China’s search engine giant Baidu is continuing its partnership spree for Apollo, its open development platform for autonomous driving, after it inked a deal with Swedish automaker Volvo to develop level four self-driving passenger cars.
“Autonomous driving has been our dream, but it’s coming true,” said Li Zhenyu, vice president and general manager of Baidu’s intelligent driving group, at the company’s annual conference today. Level four means the vehicles can drive on pre-mapped roads with little or no human intervention.
The agreement came a day after Baidu and Ford forged an agreement to test self-driving vehicles on Chinese roads for two years. The American car giant’s self-driving system has already been fitted into Apollo, according to the duo’s joint statement.

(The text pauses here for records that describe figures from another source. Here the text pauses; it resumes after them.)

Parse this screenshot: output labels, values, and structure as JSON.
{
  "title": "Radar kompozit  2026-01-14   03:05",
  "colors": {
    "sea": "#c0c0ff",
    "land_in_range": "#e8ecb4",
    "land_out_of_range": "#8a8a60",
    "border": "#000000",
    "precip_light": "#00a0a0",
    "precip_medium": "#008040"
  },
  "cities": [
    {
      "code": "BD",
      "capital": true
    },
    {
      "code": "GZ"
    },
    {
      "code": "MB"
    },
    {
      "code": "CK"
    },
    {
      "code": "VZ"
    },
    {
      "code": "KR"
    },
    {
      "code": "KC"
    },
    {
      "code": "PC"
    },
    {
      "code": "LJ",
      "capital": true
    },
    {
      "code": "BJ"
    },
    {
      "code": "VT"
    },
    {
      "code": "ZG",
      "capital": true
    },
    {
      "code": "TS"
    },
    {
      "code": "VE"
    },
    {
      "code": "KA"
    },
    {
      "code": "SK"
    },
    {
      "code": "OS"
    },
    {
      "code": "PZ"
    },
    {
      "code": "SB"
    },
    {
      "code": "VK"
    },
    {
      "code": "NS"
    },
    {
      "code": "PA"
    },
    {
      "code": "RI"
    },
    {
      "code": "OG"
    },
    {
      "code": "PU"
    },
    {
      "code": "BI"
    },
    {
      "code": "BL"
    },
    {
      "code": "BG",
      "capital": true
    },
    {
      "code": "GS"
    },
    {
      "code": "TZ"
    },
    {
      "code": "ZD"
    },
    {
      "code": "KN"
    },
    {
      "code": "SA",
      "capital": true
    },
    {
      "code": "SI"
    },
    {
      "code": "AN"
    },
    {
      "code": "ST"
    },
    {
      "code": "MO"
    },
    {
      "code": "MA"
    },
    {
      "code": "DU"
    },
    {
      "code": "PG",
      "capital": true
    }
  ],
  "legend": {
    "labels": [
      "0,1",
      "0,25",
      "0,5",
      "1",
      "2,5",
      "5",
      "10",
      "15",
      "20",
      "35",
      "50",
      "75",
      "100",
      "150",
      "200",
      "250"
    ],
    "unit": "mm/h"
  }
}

Baidu and Volvo, which is owned by China’s Geely, said they plan to mass produce the vehicles for the Chinese market, although there is no timeline for the promise. The deal marks Volvo’s first partnership to jointly develop autonomous vehicles in China. This is also the first time for Baidu to work with a non-Chinese automaker to mass produce level four passenger cars.
Over the past few months, Baidu has signed a number of Chinese carmakers including BAIC and Red Flag onto Apollo amid a global race to mass produce autonomous vehicles. As of July, the Apollo ecosystem counted 116 partners, up from 50 a year ago.
Baidu previously said its first batch of level four autonomous driving vehicles through the BAIC deal would be ready by 2021. Its level four minibuses with Xiamen King Long are already running in over ten locations throughout China, Baidu’s CEO Robin Li said during its Q3 earnings call on Tuesday.
Baidu has also been expanding its Apollo network by linking up with the government. On Tuesday, it announced a collaboration with the Chinese city of Changsha, which has over seven million residents, to apply self-driving solutions to the city’s roads. Baidu is also in talks with Beijing and Shanghai for a similar tie-up.